Use the Query skill before non-trivial work so your agent can align with existing project decisions, patterns, and gotchas.

The normal workflow is agent-driven: ask the agent to check ByteRover, then let it use the retrieved memory while it works.

<Note>
  Run Query from inside the project folder. If the project should use a named space, bind it first with [Bind](/v4/skill/bind).
</Note>

## Ask your agent to query

Use natural language.
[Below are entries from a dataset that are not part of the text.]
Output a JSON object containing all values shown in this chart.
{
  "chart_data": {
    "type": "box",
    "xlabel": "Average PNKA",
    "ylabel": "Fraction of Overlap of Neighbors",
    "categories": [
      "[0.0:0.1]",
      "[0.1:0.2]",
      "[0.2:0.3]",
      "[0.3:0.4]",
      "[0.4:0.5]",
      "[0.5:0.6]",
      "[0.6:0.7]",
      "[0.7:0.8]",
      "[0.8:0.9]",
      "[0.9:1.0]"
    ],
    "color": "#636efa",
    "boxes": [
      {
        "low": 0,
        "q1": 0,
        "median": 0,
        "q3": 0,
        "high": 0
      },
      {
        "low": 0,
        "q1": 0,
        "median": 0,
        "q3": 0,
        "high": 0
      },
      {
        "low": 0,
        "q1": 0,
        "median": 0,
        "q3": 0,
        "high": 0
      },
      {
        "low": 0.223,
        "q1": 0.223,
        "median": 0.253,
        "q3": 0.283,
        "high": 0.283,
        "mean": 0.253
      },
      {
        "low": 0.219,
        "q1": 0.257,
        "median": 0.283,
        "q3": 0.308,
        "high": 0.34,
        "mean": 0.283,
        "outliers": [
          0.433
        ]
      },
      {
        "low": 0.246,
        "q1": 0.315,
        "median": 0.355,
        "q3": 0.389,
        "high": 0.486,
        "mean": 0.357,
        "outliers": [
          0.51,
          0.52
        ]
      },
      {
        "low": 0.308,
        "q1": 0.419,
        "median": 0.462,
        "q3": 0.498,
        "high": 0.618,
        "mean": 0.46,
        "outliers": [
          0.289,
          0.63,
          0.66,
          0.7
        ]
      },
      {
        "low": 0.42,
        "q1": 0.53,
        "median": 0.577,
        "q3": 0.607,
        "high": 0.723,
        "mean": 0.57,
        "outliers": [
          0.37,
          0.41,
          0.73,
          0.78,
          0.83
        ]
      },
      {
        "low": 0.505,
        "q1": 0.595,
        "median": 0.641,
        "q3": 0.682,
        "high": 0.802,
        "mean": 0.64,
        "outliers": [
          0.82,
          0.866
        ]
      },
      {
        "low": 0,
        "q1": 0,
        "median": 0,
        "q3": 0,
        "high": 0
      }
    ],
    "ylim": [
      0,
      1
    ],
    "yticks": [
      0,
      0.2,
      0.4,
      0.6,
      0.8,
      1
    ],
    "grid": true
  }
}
Include the area of the codebase or decision you are about to touch.

```text theme={null}
Before changing authentication, query ByteRover for the current desktop auth and daemon sync decisions.
```

Other examples:

```text theme={null}
Check ByteRover for testing conventions before adding these tests.
```

```text theme={null}
Query ByteRover for deployment gotchas related to the desktop app.
```

The agent should run the query from inside the project folder so ByteRover can resolve the correct space.

## Review the answer

The agent should summarize the relevant memory and show the source when ByteRover returns one.

Use the answer as project context, not as a blind command. If the recorded memory conflicts with the current task, ask the agent to explain the conflict before changing direction.

## Narrow the query

If the answer is too broad, ask a more specific follow-up:

```text theme={null}
Narrow that to auth token storage and browser approval only.
```

If the answer misses a topic you expected, mention the likely area:

```text theme={null}
Search ByteRover again, focused on the desktop daemon auth flow.
```

## Record what is missing

If nothing useful appears, continue the work. When the decision becomes clear, ask the agent to record it:

```text theme={null}
Record the auth token storage decision we just made, including why we rejected pasted tokens.
```

## Manual reference

Most users do not need to run the script directly. The connected agent runs it from the installed ByteRover skill directory.

The script shape is:

```bash theme={null}
node scripts/query.mjs "desktop auth daemon sync" --limit 5
```

The command returns JSON with:

| Field            | Meaning                                                        |
| ---------------- | -------------------------------------------------------------- |
| `hits`           | Ranked matching topics with path, title, score, and snippet.   |
| `query`          | The resolved query text.                                       |
| `should_cite`    | Whether the result set is strong enough for the agent to cite. |
| `citation_block` | A ready-to-share citation block for the matching memories.     |

## Read a full topic

When a hit looks useful, read the full topic:

```bash theme={null}
node scripts/brv.mjs read "architecture/auth.html"
```

The agent should treat recorded decisions and rules as constraints unless it explains why the current task needs to diverge.